Epidemics and pandemics have been a part of human history for millennia. An example of this long-standing presence is cholera. Cholera is an infection that is caused by a bacterium called Vibrio cholerae. The bacterium is present in the feces, and can be spread directly to drinking water, and to food via handling of the food in an unhygienic manner. The resulting watery diarrhea and dehydration, which can lead to collapse of body functions and death if treatment is not prompt, has devastated populations all over the world since the beginning of recorded history. The first reports that can be identified as cholera date back to 1563 in India. This and other epidemics in that part of the world lead to the spread of the infection. By 1817 cholera had become pandemic. The latest cholera pandemic began in 1961 in Indonesia. The outbreak spread through Europe, Asia, Africa, and finally reached South America in the early 1990s. In Latin America, cholera still causes 400,000 cases of illness and over 4000 deaths each year.

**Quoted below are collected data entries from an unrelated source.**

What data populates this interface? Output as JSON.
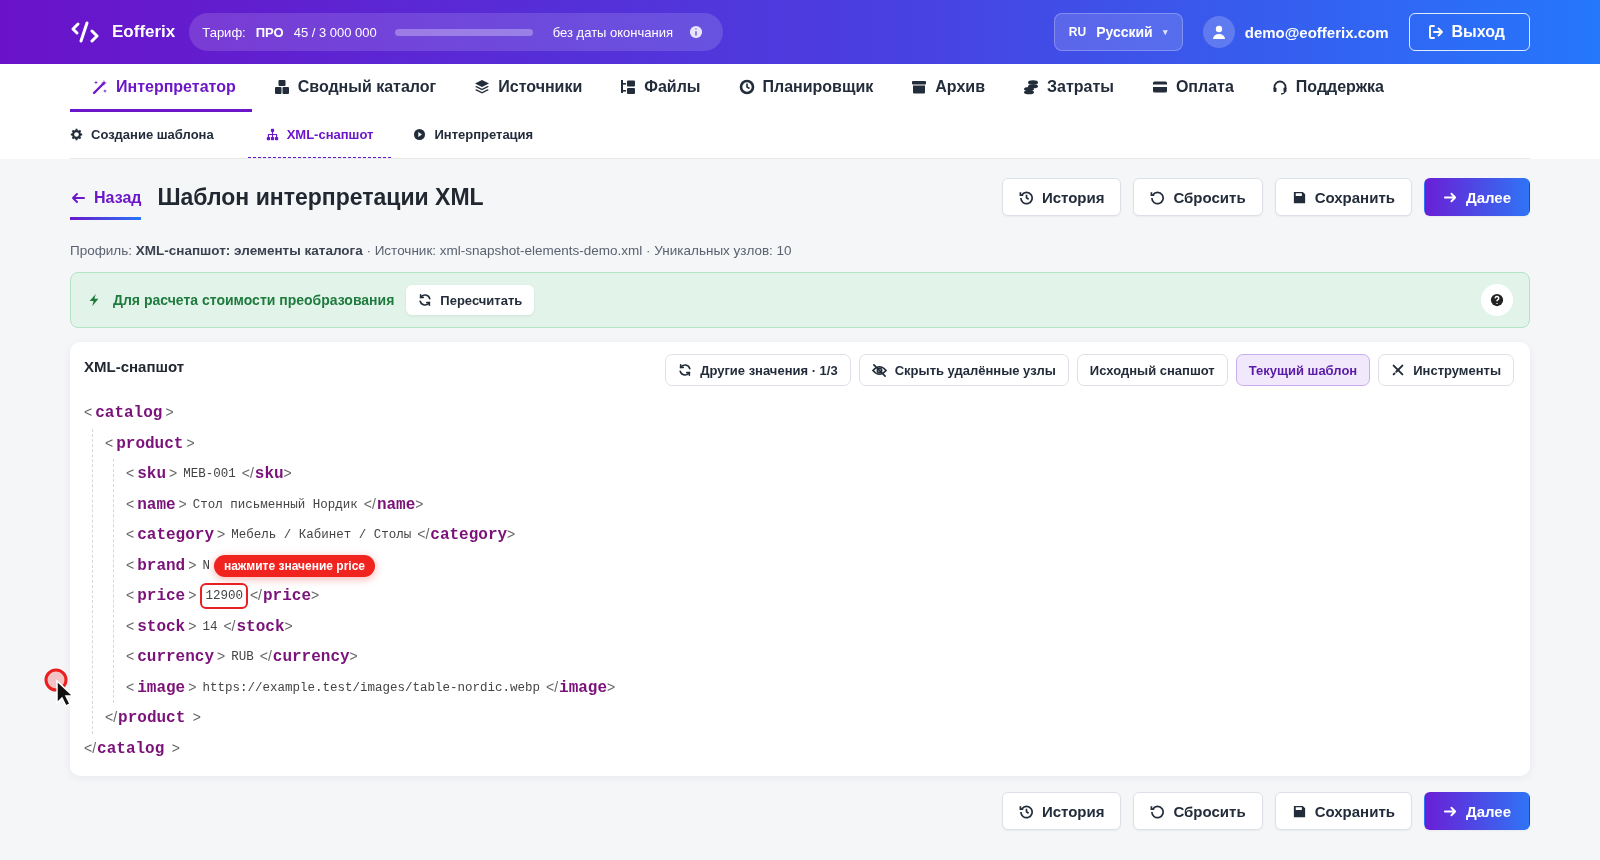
{
  "header": {
    "logo_text": "Eofferix",
    "plan": {
      "label": "Тариф:",
      "name": "ПРО",
      "usage": "45 / 3 000 000",
      "level": 2e-05,
      "expiry": "без даты окончания"
    },
    "language": {
      "code": "RU",
      "name": "Русский",
      "caret": "▾"
    },
    "user": {
      "email": "demo@eofferix.com"
    },
    "logout": "Выход"
  },
  "nav": {
    "tabs": [
      {
        "label": "Интерпретатор",
        "selected": true
      },
      {
        "label": "Сводный каталог",
        "selected": false
      },
      {
        "label": "Источники",
        "selected": false
      },
      {
        "label": "Файлы",
        "selected": false
      },
      {
        "label": "Планировщик",
        "selected": false
      },
      {
        "label": "Архив",
        "selected": false
      },
      {
        "label": "Затраты",
        "selected": false
      },
      {
        "label": "Оплата",
        "selected": false
      },
      {
        "label": "Поддержка",
        "selected": false
      }
    ],
    "subtabs": [
      {
        "label": "Создание шаблона",
        "selected": false
      },
      {
        "label": "XML-снапшот",
        "selected": true
      },
      {
        "label": "Интерпретация",
        "selected": false
      }
    ]
  },
  "page": {
    "back": "Назад",
    "title": "Шаблон интерпретации XML",
    "actions": [
      {
        "label": "История",
        "kind": "default"
      },
      {
        "label": "Сбросить",
        "kind": "default"
      },
      {
        "label": "Сохранить",
        "kind": "default"
      },
      {
        "label": "Далее",
        "kind": "primary"
      }
    ],
    "info": "Профиль: **XML-снапшот: элементы каталога** · Источник: xml-snapshot-elements-demo.xml · Уникальных узлов: 10",
    "alert": {
      "text": "Для расчета стоимости преобразования",
      "button": "Пересчитать"
    },
    "snapshot": {
      "title": "XML-снапшот",
      "toolbar": [
        {
          "label": "Другие значения · 1/3",
          "selected": false
        },
        {
          "label": "Скрыть удалённые узлы",
          "selected": false
        },
        {
          "label": "Исходный снапшот",
          "selected": false
        },
        {
          "label": "Текущий шаблон",
          "selected": true
        },
        {
          "label": "Инструменты",
          "selected": false
        }
      ],
      "syntax": {
        "open": "<",
        "end": ">",
        "close": "</"
      },
      "tree": {
        "tag": "catalog",
        "close_tag": "catalog",
        "children": [
          {
            "tag": "product",
            "close_tag": "product",
            "children": [
              {
                "tag": "sku",
                "value": "MEB-001",
                "close_tag": "sku",
                "highlighted": false
              },
              {
                "tag": "name",
                "value": "Стол письменный Нордик",
                "close_tag": "name",
                "highlighted": false
              },
              {
                "tag": "category",
                "value": "Мебель / Кабинет / Столы",
                "close_tag": "category",
                "highlighted": false
              },
              {
                "tag": "brand",
                "value": "N",
                "highlighted": false,
                "tooltip": "нажмите значение price"
              },
              {
                "tag": "price",
                "value": "12900",
                "close_tag": "price",
                "highlighted": true
              },
              {
                "tag": "stock",
                "value": "14",
                "close_tag": "stock",
                "highlighted": false
              },
              {
                "tag": "currency",
                "value": "RUB",
                "close_tag": "currency",
                "highlighted": false
              },
              {
                "tag": "image",
                "value": "https://example.test/images/table-nordic.webp",
                "close_tag": "image",
                "highlighted": false
              }
            ]
          }
        ]
      }
    },
    "bottom_actions": [
      {
        "label": "История",
        "kind": "default"
      },
      {
        "label": "Сбросить",
        "kind": "default"
      },
      {
        "label": "Сохранить",
        "kind": "default"
      },
      {
        "label": "Далее",
        "kind": "primary"
      }
    ]
  }
}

Influenza is another example of am illness that has been present since antiquity. Indeed, the philosopher Hippocrates first described an influenza outbreak in 412 B.C. There were three major outbreaks of influenza in the sixteenth century (the one occurring in 1580 being a pandemic), and at least three pandemics in the eighteenth century. In the twentieth century there were pandemics in 1918, 1957, and 1968. These were caused by different antigenic types of the influenza virus. The 1918 pandemic is thought to have killed some 30 million people, more than were killed in World War I.

A common theme of epidemics and pandemics throughout history has been the association of outbreaks and sanitary conditions. Inadequate sanitation has and continues to be the breeding ground for the bacteria and viruses that can sweep through populations. The gathering of people in the burgeoning cities of seventeenth and eighteenth century Europe lead to a series of epidemics. These included typhus , typhoid fever , plague, smallpox , dysentery , and cholera. Outbreaks are less of a problem in modern day cities, due to better sanitation conditions and standards of housing. However, in underdeveloped areas of the world, or even in the developed world where sanitation and housing conditions are deficient, such diseases are still present.

Epidemics and pandemics can be so devastating that they can alter the course of history. An example is the Black Plague that spread through Europe and Britain in the seventeenth century. An estimated one-third of the population of Europe was killed, and cities such as London became nearly deserted, as those who could afford to do so fled the city. In the Crimean War (18531856), more than 50,000 soldiers died of typhus, while only 2,000 soldiers were actually killed in battle. As a final example, the spread of the plague to the New World by contaminated blankets aboard French sailboats that docked at Halifax, Nova Scotia, in 1746, lead to the decimation of the aboriginal inhabitants of North America.

Within the past several decades, there has been an increasing recognition that disease that were previously assumed to be of genetic or other, nonbacterial or nonviral origin are in fact caused by microorganisms has lead to the recognition that there may be an epidemic or pandemic or maladies such as stomach ulcers and heart disease. These diseases differ from other bacterial and viral epidemics and pandemics, because they do not appear and fade over a relatively short time. Rather, the stomach ulcers caused by the bacterium Helicobacter pylori and the heart disease caused by the reaction of the immune system to infection by the bacterium Chlamydia are so-called chronic infections. These infections are present for a long time, essentially causing a non-stop pandemic of the particular malady.